Figure 5. Alanine scanning mutational analysis of Epep reveals discrete residues associated with transcript repression and solubility.

(a) Biacore SPR equilibrium binding analysis using affinity capture of EpepP7R at 0.3, 1, 3, 5, 10 μM. (b) Concentration curve of EpepP7R binding to recombinant E-cadherin-Fc chimaera protein at various concentrations to enable K_D calculation. (c) Phase contrast images of wtD3 mESCs treated with vehicle control (10% v/v DMSO in H₂0), Epep and EpepP7R. (d) The alanine scanning mutations synthesised based on the sequence of Epep. (e) Biacore SPR equilibrium binding analysis using affinity capture of EpepS1A, EpepW2A, EpepE3A, EpepL4A, EpepY5A and EpepY6A. (f) K_D values for EpepS1A, EpepW2A, EpepE3A, EpepL4A, EpepY5A and EpepY6A calculated using Biacore SPR equilibrium affinity capture analysis. (g) Phase contrast images of wtD3 mESCs treated with vehicle control (wtD3), Epep, EpepS1A, EpepW2A, EpepE3A, EpepL4A, EpepY5A and EpepY6A at 10 μM. (h) qPCR analysis of Nanog, Klf4, Tbx3, Esrrb, Nr0b1 and Nr5a2 transcript expression in mESCs treated with vehicle control (D3v), Epep, EpepS1A, EpepW2A, EpepE3A, EpepL4A, EpepY5A and EpepY6A at 10 μM. Epep - SWELYYPLRANL; EpepS1A – AWELYYPLRANL; EpepW2A – SAELYYPLRANL; EpepE3A – SWALYYPLRANL; EpepL4A – SWEAYYPLRANL; EpepY5A – SWELAYPLRANL; EpepY6A – SWELYAPLRANL; EpepP7R – SWELYYRLRANL.

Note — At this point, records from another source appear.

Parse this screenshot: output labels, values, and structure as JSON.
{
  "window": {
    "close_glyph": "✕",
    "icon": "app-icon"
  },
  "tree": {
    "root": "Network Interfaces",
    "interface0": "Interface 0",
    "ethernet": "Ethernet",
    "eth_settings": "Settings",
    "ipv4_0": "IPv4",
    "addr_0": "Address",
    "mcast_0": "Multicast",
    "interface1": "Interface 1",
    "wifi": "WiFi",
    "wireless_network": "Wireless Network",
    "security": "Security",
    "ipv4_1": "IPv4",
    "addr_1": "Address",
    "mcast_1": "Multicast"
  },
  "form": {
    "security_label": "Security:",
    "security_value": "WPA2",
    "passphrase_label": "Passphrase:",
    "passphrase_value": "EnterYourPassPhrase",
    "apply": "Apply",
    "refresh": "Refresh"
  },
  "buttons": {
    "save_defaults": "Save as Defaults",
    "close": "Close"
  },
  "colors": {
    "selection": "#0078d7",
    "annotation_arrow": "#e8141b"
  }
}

Figure 6. The function of specific residues in Epep related to transcript expression, solubility, cell-cell contact and STAT3 phosphorylation.

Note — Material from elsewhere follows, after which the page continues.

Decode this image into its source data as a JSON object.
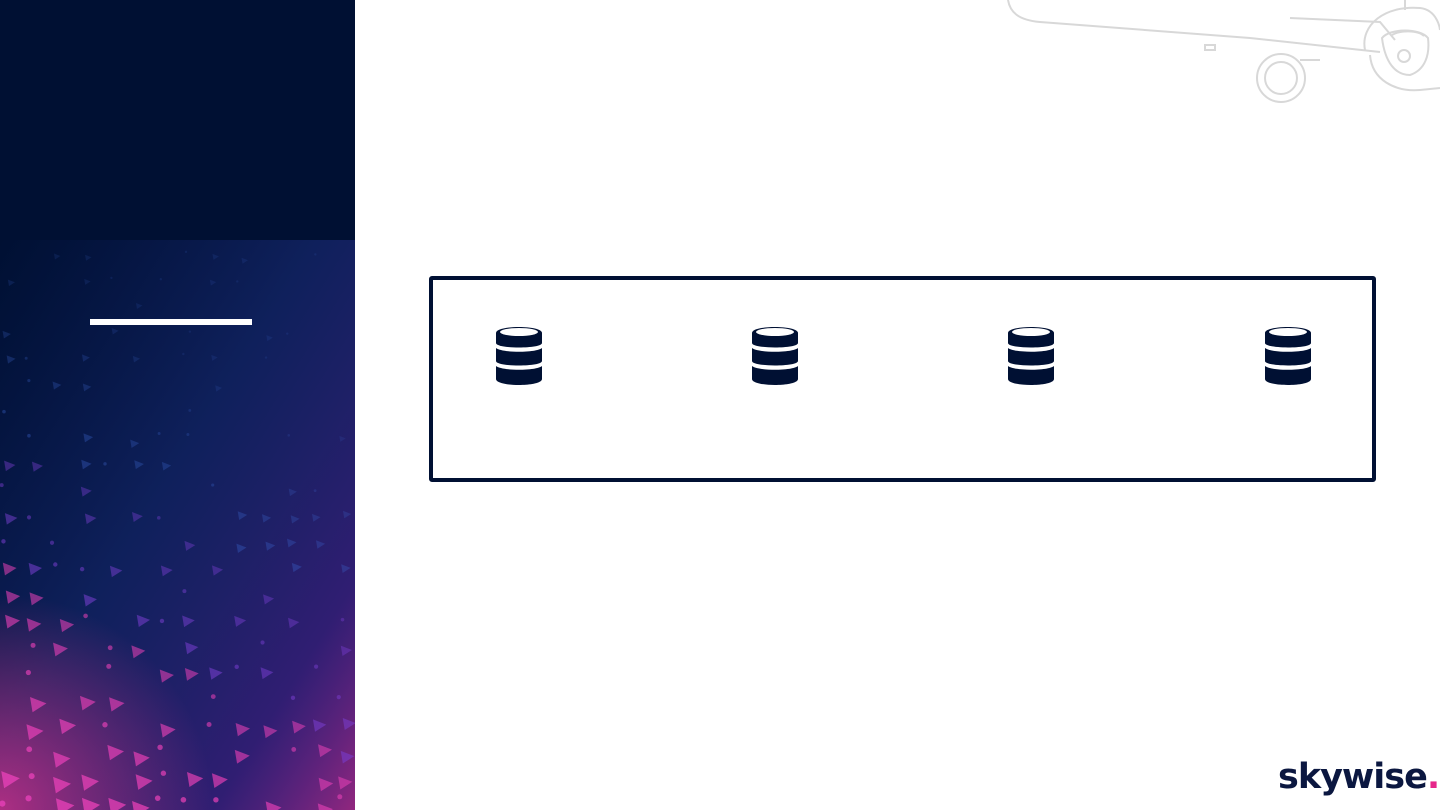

(a) Effect of different peptides and DECMA-1 neutralising antibody on cell-cell contact, STAT3 phosphorylation and transcripts expression in mESCs. (b) Western blot analysis of phosphorylated STAT3 (pSTAT3), total STAT3 and α-tubulin proteins in wtD3 mESCs treated with Epep, EpepE3A or EpepY6A. (c) Immunofluorescence microscopy analysis of NANOG protein expression in wtD3 mESCs treated with vehicle control (Control), EpepE3A or EpepY6A. Nuclei are stained with DAPI (Blue). (d) Summary of the residues within Epep and their function in mESCs ascertained from the mutational peptide analysis. Epep - SWELYYPLRANL; EpepS1A – AWELYYPLRANL; EpepW2R – SRELYYPLRANL; EpepW2A – SAELYYPLRANL; EpepE3A – SWALYYPLRANL; EpepL4A – SWEAYYPLRANL; EpepY5A – SWELAYPLRANL; EpepY6A – SWELYAPLRANL; EpepP7R – SWELYYRLRANL.